闇 ━古武術━

第29話 過去 前編

 少し緊張した足取りで、先を歩く看守の後をあるく男、記者の亀井。


 ここは、北海刑務所、最北に位置するこの刑務所は、国内で最も過酷な刑務所として知られている。


 年間最大の死者、重症者を出しているが、それが世間に報じられる事はないし、誰も気にしていない。


 死刑に出来ない囚人や都合の悪い事を知っているものか収監されるとうわさされるこの刑務所。


 最寄りのまちから車で2時間かけてきたのには、理由がある。


 帝釈に取材をするためだ。


 闇で息づいていた『古武術』が表に現れた事件、それについて男は調べ取材をし、一冊の本にまとめるつもりだった。

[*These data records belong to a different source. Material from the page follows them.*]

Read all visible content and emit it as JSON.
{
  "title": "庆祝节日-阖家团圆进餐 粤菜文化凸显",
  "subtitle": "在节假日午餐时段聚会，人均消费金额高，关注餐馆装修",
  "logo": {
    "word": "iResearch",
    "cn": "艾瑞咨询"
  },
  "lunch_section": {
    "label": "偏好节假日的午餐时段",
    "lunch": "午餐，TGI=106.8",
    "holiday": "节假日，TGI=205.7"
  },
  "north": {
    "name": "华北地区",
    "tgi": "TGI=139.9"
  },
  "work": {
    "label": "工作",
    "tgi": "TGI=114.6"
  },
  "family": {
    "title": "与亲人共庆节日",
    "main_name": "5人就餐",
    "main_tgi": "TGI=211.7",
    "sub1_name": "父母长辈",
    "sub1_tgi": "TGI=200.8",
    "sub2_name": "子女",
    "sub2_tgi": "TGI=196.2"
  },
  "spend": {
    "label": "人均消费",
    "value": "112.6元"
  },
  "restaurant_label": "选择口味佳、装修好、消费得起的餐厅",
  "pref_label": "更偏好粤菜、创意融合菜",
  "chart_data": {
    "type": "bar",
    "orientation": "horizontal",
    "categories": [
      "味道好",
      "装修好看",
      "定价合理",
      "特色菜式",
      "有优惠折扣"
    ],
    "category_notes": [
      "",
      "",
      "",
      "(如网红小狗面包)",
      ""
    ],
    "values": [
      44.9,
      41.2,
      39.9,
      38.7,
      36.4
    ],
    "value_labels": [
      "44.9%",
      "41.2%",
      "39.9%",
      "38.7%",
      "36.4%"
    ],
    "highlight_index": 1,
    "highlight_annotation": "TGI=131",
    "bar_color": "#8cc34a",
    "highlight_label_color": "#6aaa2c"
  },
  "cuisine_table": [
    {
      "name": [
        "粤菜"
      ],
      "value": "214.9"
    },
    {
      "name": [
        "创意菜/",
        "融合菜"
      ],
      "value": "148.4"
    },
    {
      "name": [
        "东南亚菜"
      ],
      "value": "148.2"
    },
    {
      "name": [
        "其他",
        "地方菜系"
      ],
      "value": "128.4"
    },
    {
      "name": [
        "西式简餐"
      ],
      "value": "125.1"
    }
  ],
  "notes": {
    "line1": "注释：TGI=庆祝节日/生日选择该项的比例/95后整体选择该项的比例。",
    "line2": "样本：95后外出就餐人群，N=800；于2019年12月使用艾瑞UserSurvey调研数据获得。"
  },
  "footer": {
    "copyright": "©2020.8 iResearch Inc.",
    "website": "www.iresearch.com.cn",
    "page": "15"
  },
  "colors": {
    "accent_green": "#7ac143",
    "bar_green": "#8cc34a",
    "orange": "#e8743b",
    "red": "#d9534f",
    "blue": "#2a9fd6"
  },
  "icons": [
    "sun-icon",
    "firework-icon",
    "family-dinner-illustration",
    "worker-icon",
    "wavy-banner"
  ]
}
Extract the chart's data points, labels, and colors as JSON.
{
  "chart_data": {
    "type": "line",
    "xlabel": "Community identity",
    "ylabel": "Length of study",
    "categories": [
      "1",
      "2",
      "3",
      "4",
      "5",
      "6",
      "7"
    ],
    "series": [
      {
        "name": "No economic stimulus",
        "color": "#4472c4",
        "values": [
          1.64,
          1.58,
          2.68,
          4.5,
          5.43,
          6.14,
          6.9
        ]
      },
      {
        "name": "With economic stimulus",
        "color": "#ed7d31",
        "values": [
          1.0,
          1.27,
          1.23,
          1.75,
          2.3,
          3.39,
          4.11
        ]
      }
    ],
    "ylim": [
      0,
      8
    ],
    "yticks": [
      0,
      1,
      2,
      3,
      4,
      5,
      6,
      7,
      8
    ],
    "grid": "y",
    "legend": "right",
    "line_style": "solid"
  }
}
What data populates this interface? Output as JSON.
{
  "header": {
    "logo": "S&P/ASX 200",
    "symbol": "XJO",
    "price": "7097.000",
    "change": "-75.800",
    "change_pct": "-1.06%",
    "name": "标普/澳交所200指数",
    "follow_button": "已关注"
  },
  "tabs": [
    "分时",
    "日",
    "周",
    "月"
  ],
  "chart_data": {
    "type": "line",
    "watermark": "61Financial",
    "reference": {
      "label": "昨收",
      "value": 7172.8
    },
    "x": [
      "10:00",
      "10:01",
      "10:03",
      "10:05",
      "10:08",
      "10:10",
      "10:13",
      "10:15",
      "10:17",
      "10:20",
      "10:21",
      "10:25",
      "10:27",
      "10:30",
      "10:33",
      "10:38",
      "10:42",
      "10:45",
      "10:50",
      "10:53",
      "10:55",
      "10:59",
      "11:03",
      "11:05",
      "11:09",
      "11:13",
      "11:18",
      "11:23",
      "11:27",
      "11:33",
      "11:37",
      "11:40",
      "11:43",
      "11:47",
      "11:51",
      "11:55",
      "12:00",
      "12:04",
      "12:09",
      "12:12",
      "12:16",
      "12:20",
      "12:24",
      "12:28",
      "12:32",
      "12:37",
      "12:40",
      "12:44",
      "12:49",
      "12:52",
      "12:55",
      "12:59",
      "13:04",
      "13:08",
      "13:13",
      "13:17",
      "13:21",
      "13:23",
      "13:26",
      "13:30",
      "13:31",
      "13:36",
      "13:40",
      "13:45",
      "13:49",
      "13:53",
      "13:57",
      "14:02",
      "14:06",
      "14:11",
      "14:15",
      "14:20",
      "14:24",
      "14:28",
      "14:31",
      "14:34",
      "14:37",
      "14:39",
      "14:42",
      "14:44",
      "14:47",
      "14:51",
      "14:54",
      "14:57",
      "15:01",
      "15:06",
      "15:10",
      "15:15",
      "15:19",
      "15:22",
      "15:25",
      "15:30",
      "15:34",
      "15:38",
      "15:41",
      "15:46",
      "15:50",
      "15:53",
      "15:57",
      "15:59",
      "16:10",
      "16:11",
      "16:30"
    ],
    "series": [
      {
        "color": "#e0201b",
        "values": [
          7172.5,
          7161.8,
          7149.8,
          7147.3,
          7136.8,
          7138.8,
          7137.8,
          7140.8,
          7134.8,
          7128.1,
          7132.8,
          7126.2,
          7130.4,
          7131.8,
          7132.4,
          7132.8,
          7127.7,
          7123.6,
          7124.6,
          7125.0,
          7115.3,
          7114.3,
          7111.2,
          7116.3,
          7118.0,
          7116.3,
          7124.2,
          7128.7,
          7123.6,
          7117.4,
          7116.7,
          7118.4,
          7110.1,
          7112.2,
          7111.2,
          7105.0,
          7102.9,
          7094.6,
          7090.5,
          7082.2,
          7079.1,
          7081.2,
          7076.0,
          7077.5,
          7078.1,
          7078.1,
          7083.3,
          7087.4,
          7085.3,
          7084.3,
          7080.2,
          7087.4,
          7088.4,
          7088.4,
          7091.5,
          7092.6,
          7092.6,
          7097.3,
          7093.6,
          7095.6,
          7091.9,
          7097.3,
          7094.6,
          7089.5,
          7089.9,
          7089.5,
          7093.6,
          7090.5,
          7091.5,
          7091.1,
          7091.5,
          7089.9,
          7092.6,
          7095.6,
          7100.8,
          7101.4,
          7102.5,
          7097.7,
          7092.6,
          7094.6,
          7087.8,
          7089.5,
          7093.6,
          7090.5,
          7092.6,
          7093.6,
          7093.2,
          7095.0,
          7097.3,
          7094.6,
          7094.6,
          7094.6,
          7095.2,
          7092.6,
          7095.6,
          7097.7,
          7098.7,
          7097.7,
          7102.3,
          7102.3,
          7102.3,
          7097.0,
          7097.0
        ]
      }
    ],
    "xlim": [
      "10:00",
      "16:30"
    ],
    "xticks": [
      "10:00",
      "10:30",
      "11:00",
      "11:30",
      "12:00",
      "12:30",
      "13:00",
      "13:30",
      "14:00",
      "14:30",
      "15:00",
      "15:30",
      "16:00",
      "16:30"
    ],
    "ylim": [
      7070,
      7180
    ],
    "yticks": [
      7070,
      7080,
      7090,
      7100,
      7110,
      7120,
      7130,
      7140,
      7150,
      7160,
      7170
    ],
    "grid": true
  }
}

 男は、もう業界は長く、年もとった最後にこの事件を調べ世間に、訴えかけるなにかを見つけたかったのだ。


 看守が足を止める。


 「会話は全てのこちらもきいている、間にアクリルのカベがあるがあまり近寄るな、物の受け渡しも禁止、なにか不審な行動をとってらそく中止にする」


 ドアに手を掛けて、思い出したように付け加える。


 「会話のやりとりの記録は、レコーダーを使用願いたい、ペン一つでもやつにてを渡れば私達で彼をおさえるのは難儀だ」


 看守はそう言い切って、ドアをあけて、中に、誘導する。


 アクリルの向こうに人影がみえる。

 帝釈だ


 長い髭に、髪、少しこけた頬、四十代と聞いていたが、実際はもっと歳を重ねているように見えた。


 手には手錠、足枷もされている。


 眼光は鋭いが、家族を皆殺しにし、暴力団の組員をも殺した男には、正直見えなかった。


 体格も良くは思えなかったし、栄養的に満足とも見られなかった。


 亀井は、心の中で少しがっかりした、やはり噂は噂、大袈裟に吹聴されたのだろうと。


 しかし、せっかく来たのだ、話をしても問題ないと思い話を切り出す。


 

 帝釈の過去の話を聞くために。